Secara global, perempuan lebih rentan tertular HIV dari pada laki-laki. Kerentanan kaum perempuan untuk tertular HIV pada umumnya karena kurangnya pengetahuan mereka tentang HIV/AIDS ataupun kurangnya akses untuk mendapatkan layanan pengetahuan HIV . Selain itu secara biologis perempuan lebih berisiko untuk tertular HIV jika melakukan hubungan seksual tanpa kondom dibandingkan dengan laki-laki. Ironisnya, perempuan lebih sulit melindungi dirinya dari infeksi HIV karena pasangan seksualnya tidakmau menggunakan kondom. Berdasarkan data Depkes RI tahun 2002 disebutkan bahwa hanya 10% yang bersedia menggunakan kondom dari sekitar 10 juta pasangan seks ( Kampanye AIDS Sedunia, 2004 )

(4)

Adapun stigma masyarakat terhadap HIV/AIDS sendiri lebih cenderung menganggap HIV/AIDS hanya dialami oleh perempuan Pekerja Seks Komersial ( PSK ) menambah berat masalah sosial yang dialami odha perempuan, meskipun PSK merupakan kelompok rentan “ berisiko tinggi “ untuk tertular HIV/AIDS, tetapi tidak menutup kemungkinan bahwa perempuan yang tidak melakukan perilaku berisikopun bisa saja terinfeksi HIV dari pasangan tetapnya ( suami)

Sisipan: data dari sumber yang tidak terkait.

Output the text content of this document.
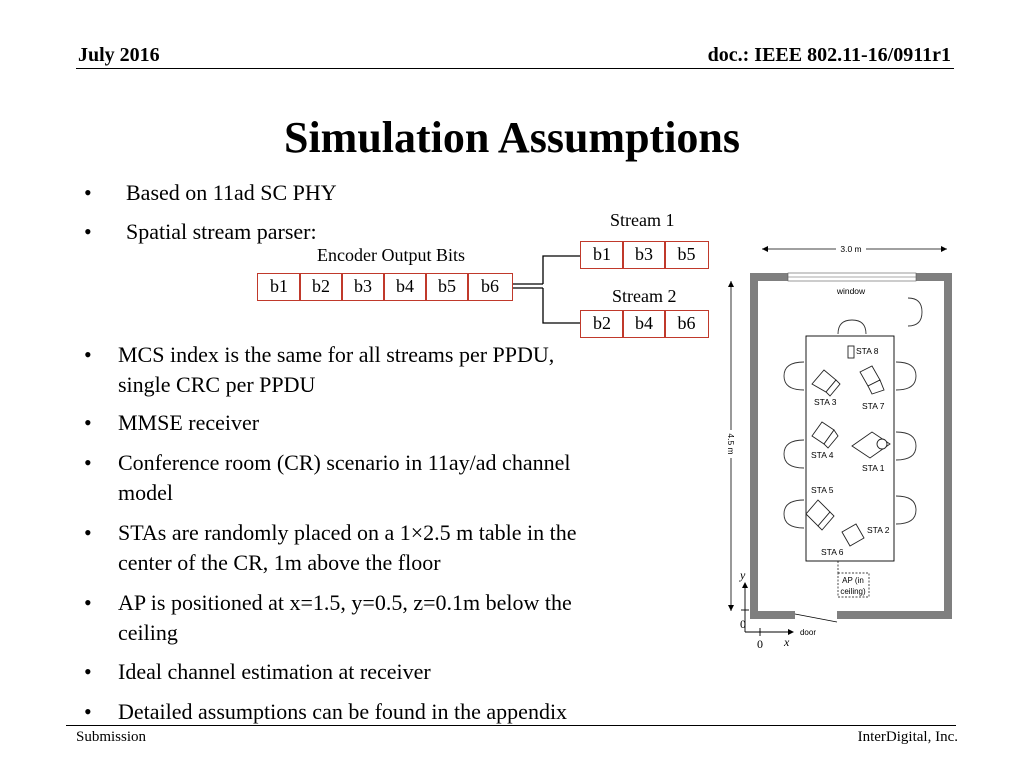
July 2016	doc.: IEEE 802.11-16/0911r1
Simulation Assumptions
• Based on 11ad SC PHY
• Spatial stream parser:
Encoder Output Bits
b1	b2	b3	b4	b5	b6
Stream 1
b1	b3	b5
Stream 2
b2	b4	b6
• MCS index is the same for all streams per PPDU,
single CRC per PPDU
• MMSE receiver
• Conference room (CR) scenario in 11ay/ad channel
model
• STAs are randomly placed on a 1×2.5 m table in the
center of the CR, 1m above the floor
• AP is positioned at x=1.5, y=0.5, z=0.1m below the
ceiling
• Ideal channel estimation at receiver
• Detailed assumptions can be found in the appendix
3.0 m
window
door
4.5 m
STA 8
STA 3	STA 7
STA 4
STA 1
STA 5
STA 2
STA 6
AP (in
ceiling)
y
x
0
0
Submission	InterDigital, Inc.
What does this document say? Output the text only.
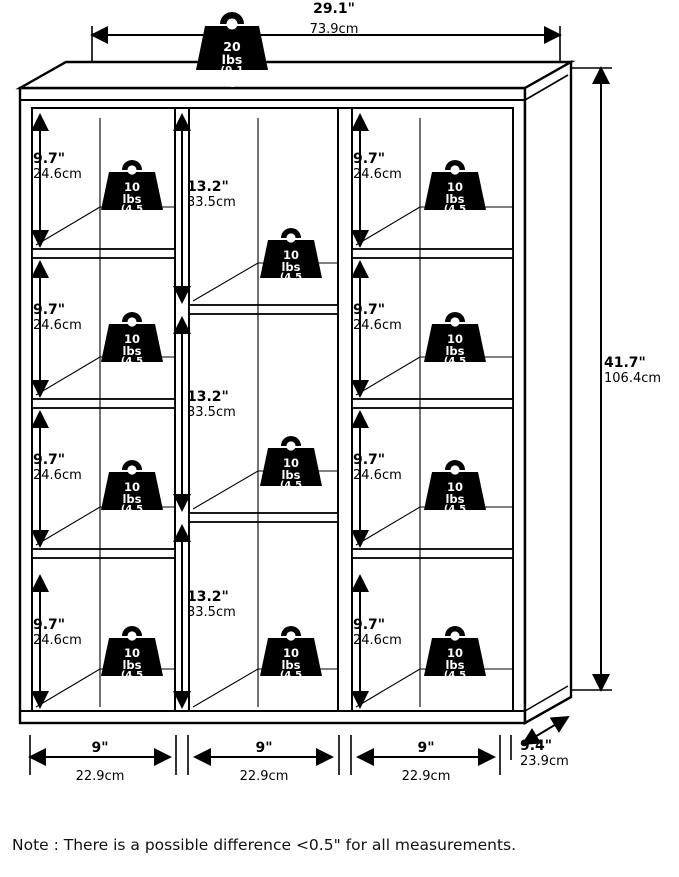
29.1"
73.9cm
41.7"
106.4cm
9.4"
23.9cm
9.7"
24.6cm
9.7"
24.6cm
9.7"
24.6cm
9.7"
24.6cm
13.2"
33.5cm
13.2"
33.5cm
13.2"
33.5cm
9.7"
24.6cm
9.7"
24.6cm
9.7"
24.6cm
9.7"
24.6cm
9"
22.9cm
9"
22.9cm
9"
22.9cm
20 lbs
(9.1 kg)
10 lbs
(4.5 kg)
10 lbs
(4.5 kg)
10 lbs
(4.5 kg)
10 lbs
(4.5 kg)
10 lbs
(4.5 kg)
10 lbs
(4.5 kg)
10 lbs
(4.5 kg)
10 lbs
(4.5 kg)
10 lbs
(4.5 kg)
10 lbs
(4.5 kg)
10 lbs
(4.5 kg)
Note : There is a possible difference <0.5" for all measurements.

Pekerja Seks Komersial atau PSK, kata-kata itu sudah tidak asing lagi terdengar di masyarakat kita. Istilah PSK yang dianggap sebagai penghalusan bahasa ( eufimisme ) dari istilah pelacur atau “ lonte “, tanpa disadari seolah-olah menjadikan perbuatan itu legal karena disebut sebagai pekerja. Adapun sebagai pekerja, dikhawatirkan mereka akan menuntut legitimasi dan hak-haknya sebagai pekerja yang memberikan pelayanan kepada mereka yang membutuhkannya. Meskipun sampai dengan saat ini keberadaannya masih menjadi kontroversi, karena mereka dianggap tidak pantas atau “ dipandang hina “ oleh sebagian masyarakat kita untuk berbaur bersama komunitas masyarakat yang hidup normal lainnya. Padahal mau tidak mau, suka tidak suka kita tidak dapat menutup mata terhadap keberadaan mereka dan mereka juga merupakan bagian dari masyarakat yang mempunyai hak dan kewajiban yang sama dengan yang lainnya ( Syafruddin Amir, 2006)

Psndangan sinis yang datang dari masyarakat, membuat mereka menutup diri dari masyarakat yang hidup normal, sehingga pada akhirnya kebanyakan dari mereka berkumpul menjadi komunitas yang tinggal dalam suatu lokalisasi dan baru beraksi pada malam hari ditengah hingar bingarnya kehidupan dunia gemerlap malam untuk menjajakan cinta dan seks kepada konsumennya yang justru sebagian besar datang dari komunitas masyarakat yang mengaku berasal dari masyarakat yang hidup normal. Suatu fenomena kemunafikan atau mungkin juga merupakan degradasi moral atau gaya hidup ( LSM Mitra Perempuan )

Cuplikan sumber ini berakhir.